Author Wally Lamb sued by ex-inmate over new book

May 31, 2019 | 1:54 PM

HARTFORD, Conn. — A former Connecticut prison inmate has filed a lawsuit alleging she hasn’t been paid for her contribution to a new book by author Wally Lamb and accusing Lamb of harassing and intimidating her when she sought compensation.

Chandra Bozelko, of Orange, Connecticut, says in a state lawsuit filed last week that she wrote an essay about her time working in a prison kitchen that Lamb included in a compilation of writings by female inmates. The book, which is in advance release publication and set for formal release next year, is titled “You Don’t Know Me: The Incarcerated Women of York Prison Voice Their Truths.”

Bozelko, who was released in 2014 from the York Correctional Institution in Niantic after serving more than six years for identity theft and other crimes, claims Lamb promised several inmates about $1,400 apiece for their writings but she hasn’t been paid.

The lawsuit also names publisher Counterpoint, of Berkeley, California, and Anonymous Content, a talent agency based in Los Angeles.

Lamb’s lawyer, Joette Katz, a former state Supreme Court justice and former state child welfare commissioner, declined to comment Wednesday. A spokeswoman for Anonymous Content also declined to comment. A message was left for representatives of Counterpoint.

Lamb, who lives in Mansfield, Connecticut, burst onto the literary scene in 1996 when Oprah Winfrey selected his novel, “She’s Come Undone” for her book club and it became a bestseller. He has run a writing workshop for inmates at the York prison, where he met Bozelko, and edited two other books containing their essays. Another Lamb book, “I Know This Much is True,” is being made into an HBO miniseries in upstate New York, where a fire destroyed the set earlier this month.

Bozelko, now a freelance writer and vice-president of the National Society of Newspaper Columnists, alleges in the lawsuit that she gave Lamb her essay in September 2017. In an email, Lamb praised Bozelko for her writing and said he would provide her information on payment after making a deal with a publisher, according to the lawsuit.

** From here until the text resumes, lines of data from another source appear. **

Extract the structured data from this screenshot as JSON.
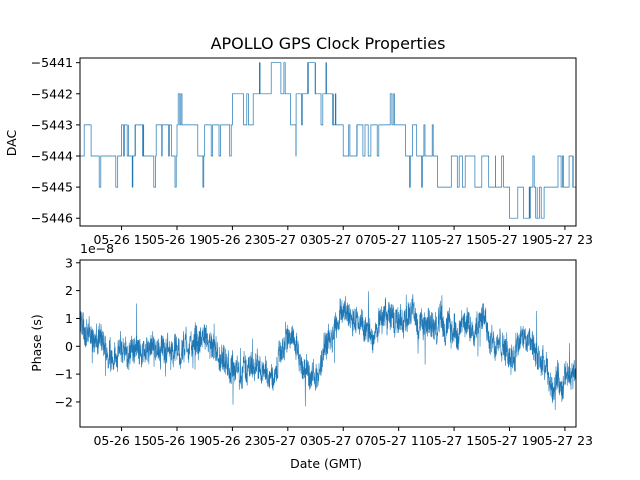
{
  "chart_data": [
    {
      "type": "line",
      "title": "APOLLO GPS Clock Properties",
      "ylabel": "DAC",
      "xlabel": "",
      "x_ticks_hours": [
        15,
        19,
        23,
        27,
        31,
        35,
        39,
        43,
        47
      ],
      "x_tick_labels": [
        "05-26 15",
        "05-26 19",
        "05-26 23",
        "05-27 03",
        "05-27 07",
        "05-27 11",
        "05-27 15",
        "05-27 19",
        "05-27 23"
      ],
      "xlim_hours": [
        12,
        47.8
      ],
      "ylim": [
        -5446.25,
        -5440.85
      ],
      "y_ticks": [
        -5441,
        -5442,
        -5443,
        -5444,
        -5445,
        -5446
      ],
      "y_tick_labels": [
        "−5441",
        "−5442",
        "−5443",
        "−5444",
        "−5445",
        "−5446"
      ],
      "series": [
        {
          "step_hours": [
            12.0,
            12.3,
            12.8,
            13.0,
            14.0,
            15.0,
            15.5,
            16.0,
            16.6,
            17.5,
            18.0,
            18.6,
            19.0,
            19.8,
            20.5,
            21.0,
            22.5,
            23.0,
            23.8,
            24.5,
            25.0,
            25.8,
            26.5,
            27.2,
            27.6,
            28.5,
            29.0,
            30.0,
            30.3,
            31.0,
            32.0,
            32.8,
            33.0,
            34.0,
            35.0,
            35.5,
            36.0,
            36.3,
            36.9,
            37.5,
            37.8,
            38.8,
            39.6,
            39.8,
            40.5,
            41.0,
            41.5,
            42.0,
            43.0,
            43.6,
            44.0,
            44.5,
            45.0,
            45.5,
            46.0,
            46.5,
            46.9,
            47.3,
            47.6
          ],
          "step_values": [
            -5444,
            -5443,
            -5444,
            -5444,
            -5444,
            -5443,
            -5444,
            -5443,
            -5444,
            -5443,
            -5443,
            -5444,
            -5443,
            -5443,
            -5444,
            -5443,
            -5443,
            -5442,
            -5443,
            -5442,
            -5442,
            -5441,
            -5442,
            -5443,
            -5442,
            -5441,
            -5442,
            -5442,
            -5443,
            -5444,
            -5443,
            -5444,
            -5443,
            -5443,
            -5443,
            -5444,
            -5443,
            -5444,
            -5444,
            -5444,
            -5445,
            -5444,
            -5445,
            -5444,
            -5445,
            -5444,
            -5445,
            -5445,
            -5446,
            -5445,
            -5446,
            -5445,
            -5446,
            -5445,
            -5445,
            -5444,
            -5445,
            -5444,
            -5445
          ],
          "note_toggles": "frequent one-count toggles between adjacent levels throughout"
        }
      ],
      "line_color": "#1f77b4"
    },
    {
      "type": "line",
      "title": "",
      "ylabel": "Phase (s)",
      "xlabel": "Date (GMT)",
      "y_scale_label": "1e−8",
      "x_ticks_hours": [
        15,
        19,
        23,
        27,
        31,
        35,
        39,
        43,
        47
      ],
      "x_tick_labels": [
        "05-26 15",
        "05-26 19",
        "05-26 23",
        "05-27 03",
        "05-27 07",
        "05-27 11",
        "05-27 15",
        "05-27 19",
        "05-27 23"
      ],
      "xlim_hours": [
        12,
        47.8
      ],
      "ylim": [
        -2.9,
        3.1
      ],
      "y_ticks": [
        3,
        2,
        1,
        0,
        -1,
        -2
      ],
      "y_tick_labels": [
        "3",
        "2",
        "1",
        "0",
        "−1",
        "−2"
      ],
      "series": [
        {
          "trend_hours": [
            12,
            13,
            14,
            15,
            16,
            17,
            18,
            19,
            20,
            21,
            22,
            23,
            24,
            25,
            26,
            27,
            28,
            29,
            30,
            31,
            32,
            33,
            34,
            35,
            36,
            37,
            38,
            39,
            40,
            41,
            42,
            43,
            44,
            45,
            46,
            47,
            47.8
          ],
          "trend_values": [
            0.8,
            0.3,
            -0.3,
            -0.2,
            0.0,
            -0.3,
            0.0,
            -0.2,
            0.0,
            0.3,
            -0.6,
            -1.0,
            -0.8,
            -0.6,
            -1.2,
            0.4,
            -0.5,
            -1.4,
            0.5,
            1.3,
            1.0,
            0.3,
            1.2,
            0.8,
            1.2,
            0.6,
            0.9,
            0.5,
            0.7,
            1.0,
            0.1,
            -0.3,
            0.2,
            -0.3,
            -1.4,
            -1.2,
            -1.0
          ],
          "noise_amplitude": 0.45
        }
      ],
      "line_color": "#1f77b4"
    }
  ]
}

In May 2018, Lamb informed the writers that he sold the book to Counterpoint and they would be getting about $1,400 apiece, Bozelko said. Bozelko later made several inquiries to Lamb and Anonymous Content about getting a contract for her work on “You Don’t Know Me,” but a deal was never made, the lawsuit says.

After Bozelko inquired about the promised payment, the lawsuit says, Lamb wrote to the inmates saying extended contract negotiations between the publisher and his literary agency were holding up all the payments. He also wrote that his exchanges with some of the inmates about the payments had left him “feeling fed up, discouraged, and disrespected,” according to Bozelko.

Bozelko also alleges she received several anonymous text messages, which she believes were from Lamb or an associate of Lamb, that threatened her career, including ones that read “be forewarned that your continuing investigation will lead only to your professional demise” and “Disrespecting your elders and people who taught you is a dangerous game.”

Bozelko further alleges that her lack of a contract for Lamb’s new book is threatening her contract with her publisher.

The lawsuit says she is seeking more than $15,000 in damages.